Les grandes tendances de l’année 2011 devraient être, selon nous, les suivantes

  • La croissance dans les pays émergents devrait ralentir en 2011 comparé aux rythmes de 2010, mais elle resterait relativement dynamique, proche du rythme potentiel des économies. Certains pays émergents font face à une résurgence du risque inflationniste, en partie lié à la hausse du prix des matières premières mais aussi, pour certains, à des tensions domestiques (cycle de crédit). Confrontées au risque de surchauffe et au risque inflationniste, plusieurs banques centrales ont déjà commencé à resserrer leur politique monétaire en 2010 (via des restrictions de crédit, hausse du taux des réserves obligatoires et hausse des taux) et ce cycle de resserrement devrait continuer en 2011 dans les grands pays émergents, en particulier en Chine, Inde et Brésil.

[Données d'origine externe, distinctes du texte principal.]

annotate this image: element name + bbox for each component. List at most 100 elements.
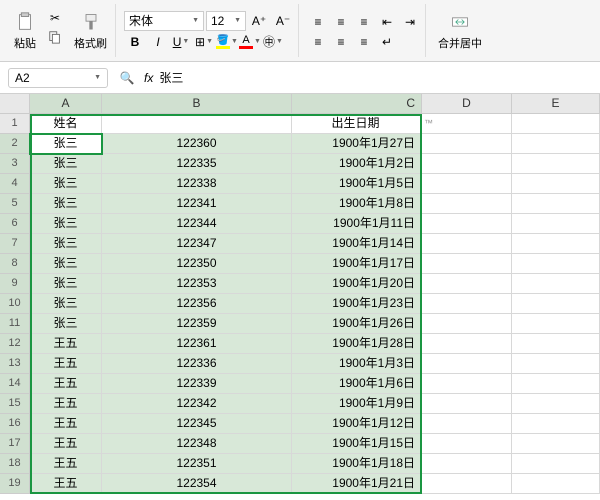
- select-all-corner[interactable]: [0, 94, 30, 114]
- cell[interactable]: 122351: [102, 454, 292, 474]
- copy-button[interactable]: [44, 28, 66, 46]
- cell[interactable]: 张三: [30, 134, 102, 154]
- cell[interactable]: 1900年1月21日: [292, 474, 422, 494]
- decrease-font-button[interactable]: A⁻: [272, 12, 294, 30]
- col-header[interactable]: C: [292, 94, 422, 114]
- cell[interactable]: [512, 154, 600, 174]
- cell[interactable]: [422, 334, 512, 354]
- cell[interactable]: [512, 394, 600, 414]
- row-header[interactable]: 18: [0, 454, 30, 474]
- cell[interactable]: [512, 214, 600, 234]
- row-header[interactable]: 15: [0, 394, 30, 414]
- row-header[interactable]: 13: [0, 354, 30, 374]
- row-header[interactable]: 5: [0, 194, 30, 214]
- font-color-button[interactable]: A▼: [239, 33, 261, 51]
- cell[interactable]: 张三: [30, 154, 102, 174]
- cell[interactable]: 1900年1月3日: [292, 354, 422, 374]
- cell[interactable]: [512, 254, 600, 274]
- font-size-select[interactable]: 12▼: [206, 11, 246, 31]
- cell[interactable]: 122338: [102, 174, 292, 194]
- row-header[interactable]: 7: [0, 234, 30, 254]
- bold-button[interactable]: B: [124, 33, 146, 51]
- cell[interactable]: [422, 274, 512, 294]
- row-header[interactable]: 8: [0, 254, 30, 274]
- cell[interactable]: 122336: [102, 354, 292, 374]
- cell[interactable]: 122356: [102, 294, 292, 314]
- formula-input[interactable]: 张三: [159, 69, 592, 86]
- cell[interactable]: 1900年1月23日: [292, 294, 422, 314]
- cell[interactable]: 1900年1月26日: [292, 314, 422, 334]
- cell[interactable]: [512, 354, 600, 374]
- cell[interactable]: 122359: [102, 314, 292, 334]
- row-header[interactable]: 11: [0, 314, 30, 334]
- cell[interactable]: [512, 454, 600, 474]
- cell[interactable]: 张三: [30, 254, 102, 274]
- row-header[interactable]: 10: [0, 294, 30, 314]
- cell[interactable]: 122348: [102, 434, 292, 454]
- fill-color-button[interactable]: 🪣▼: [216, 33, 238, 51]
- cell[interactable]: 张三: [30, 274, 102, 294]
- cell[interactable]: 张三: [30, 194, 102, 214]
- cell[interactable]: [422, 254, 512, 274]
- cell[interactable]: 张三: [30, 314, 102, 334]
- cell[interactable]: 王五: [30, 374, 102, 394]
- cell[interactable]: [422, 454, 512, 474]
- align-left-button[interactable]: ≡: [307, 33, 329, 51]
- align-center-button[interactable]: ≡: [330, 33, 352, 51]
- cell[interactable]: [512, 114, 600, 134]
- cell[interactable]: 122344: [102, 214, 292, 234]
- cell[interactable]: [512, 474, 600, 494]
- cancel-edit-button[interactable]: 🔍: [116, 69, 138, 87]
- col-header[interactable]: D: [422, 94, 512, 114]
- cell[interactable]: [422, 474, 512, 494]
- cell[interactable]: [512, 314, 600, 334]
- cell[interactable]: [422, 294, 512, 314]
- cell[interactable]: 姓名: [30, 114, 102, 134]
- cell[interactable]: 王五: [30, 454, 102, 474]
- cell[interactable]: 1900年1月20日: [292, 274, 422, 294]
- cell[interactable]: [512, 134, 600, 154]
- row-header[interactable]: 1: [0, 114, 30, 134]
- row-header[interactable]: 14: [0, 374, 30, 394]
- row-header[interactable]: 16: [0, 414, 30, 434]
- cell[interactable]: 1900年1月6日: [292, 374, 422, 394]
- cell[interactable]: [102, 114, 292, 134]
- cell[interactable]: 1900年1月12日: [292, 414, 422, 434]
- decrease-indent-button[interactable]: ⇤: [376, 13, 398, 31]
- cell[interactable]: 张三: [30, 174, 102, 194]
- align-right-button[interactable]: ≡: [353, 33, 375, 51]
- cell[interactable]: [422, 314, 512, 334]
- cell[interactable]: 1900年1月11日: [292, 214, 422, 234]
- cell[interactable]: [512, 414, 600, 434]
- cell[interactable]: [422, 354, 512, 374]
- cell[interactable]: 张三: [30, 214, 102, 234]
- align-middle-button[interactable]: ≡: [330, 13, 352, 31]
- row-header[interactable]: 4: [0, 174, 30, 194]
- wrap-text-button[interactable]: ↵: [376, 33, 398, 51]
- cell[interactable]: 122335: [102, 154, 292, 174]
- paste-button[interactable]: 粘贴: [10, 9, 40, 53]
- merge-center-button[interactable]: 合并居中: [434, 9, 486, 53]
- format-painter-button[interactable]: 格式刷: [70, 9, 111, 53]
- cell[interactable]: [422, 194, 512, 214]
- cell[interactable]: 122347: [102, 234, 292, 254]
- cell[interactable]: [422, 134, 512, 154]
- cell[interactable]: 1900年1月8日: [292, 194, 422, 214]
- row-header[interactable]: 6: [0, 214, 30, 234]
- cell[interactable]: 122339: [102, 374, 292, 394]
- cell[interactable]: [512, 274, 600, 294]
- cell[interactable]: 张三: [30, 234, 102, 254]
- cell[interactable]: [422, 434, 512, 454]
- cell[interactable]: 王五: [30, 434, 102, 454]
- increase-indent-button[interactable]: ⇥: [399, 13, 421, 31]
- row-header[interactable]: 2: [0, 134, 30, 154]
- col-header[interactable]: B: [102, 94, 292, 114]
- cell[interactable]: 122345: [102, 414, 292, 434]
- row-header[interactable]: 3: [0, 154, 30, 174]
- phonetic-button[interactable]: ㊥▼: [262, 33, 284, 51]
- cell[interactable]: 122360: [102, 134, 292, 154]
- cell[interactable]: [512, 374, 600, 394]
- cell[interactable]: 122350: [102, 254, 292, 274]
- row-header[interactable]: 12: [0, 334, 30, 354]
- italic-button[interactable]: I: [147, 33, 169, 51]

Les pays émergents vont continuer de devoir faire face aux problématiques d’entrées de capitaux (potentiellement déstabilisantes si elles sont à court-terme) et à l’appréciation induite de leur taux de change. Le triangle des incompatibilités de Mundell1 risque donc de rester un thème d’actualité en 2011.
  • Les nouvelles sur les Etats-Unis devraient être plutôt bonnes à court-terme, la croissance américaine étant soutenue par un policy-mix très expansionniste, permettant d’éviter le ralentissement que nous anticipions il ya encore un mois. En effet, les Etats-Unis vont bénéficier d’une politique budgétaire accommodante, avec de nouvelles mesures fiscales qui prévoient, outre l’extension pour deux ans des baisses d’impôts Bush de 2001/2003, d’allonger les prestations chômage pendant treize mois et de baisser la payroll tax payée par les ménages. La conséquence directe sera l’absence de consolidation budgétaire aux Etats-Unis en 2011 avec un déficit budgétaire de 9,4% (en % du PIB). Au total, la croissance américaine serait de 2,7% en moyenne en 2011, supérieure d’un demi-point à son rythme potentiel. Le marché du travail pourrait donc s’améliorer mais nous restons très prudents sur les perspectives à moyen terme de l’économie américaine avec la persistance de déséquilibres structurels qui pèseront tôt ou tard sur la croissance : marché immobilier toujours déprimé, désendettement insuffisant des ménages, situation dégradée des collectivités locales, absence de consolidation budgétaire,…
  • Contrairement aux Etats-Unis, la zone euro ne bénéficiera pas d’un policy-mix aussi accommodant. La BCE n’est pas décidée à aller plus loin dans la politique monétaire non conventionnelle, les achats de titres via le SMP étant opérés sous la contrainte des marchés. Par ailleurs, les politiques budgétaires vont rester contraintes par la défiance des marchés envers les dettes souveraines européennes. L’austérité budgétaire va donc continuer de peser sur les perspectives de croissance de la zone euro. Cette dernière enregistrera une croissance de 1,2% en moyenne en 2011, en ralentissement par rapport à 2010. La zone euro devrait rester caractérisée par d’importantes hétérogénéités, creusées par la politique monétaire unique qui se révèle trop expansionniste pour certains et trop restrictive pour d’autres…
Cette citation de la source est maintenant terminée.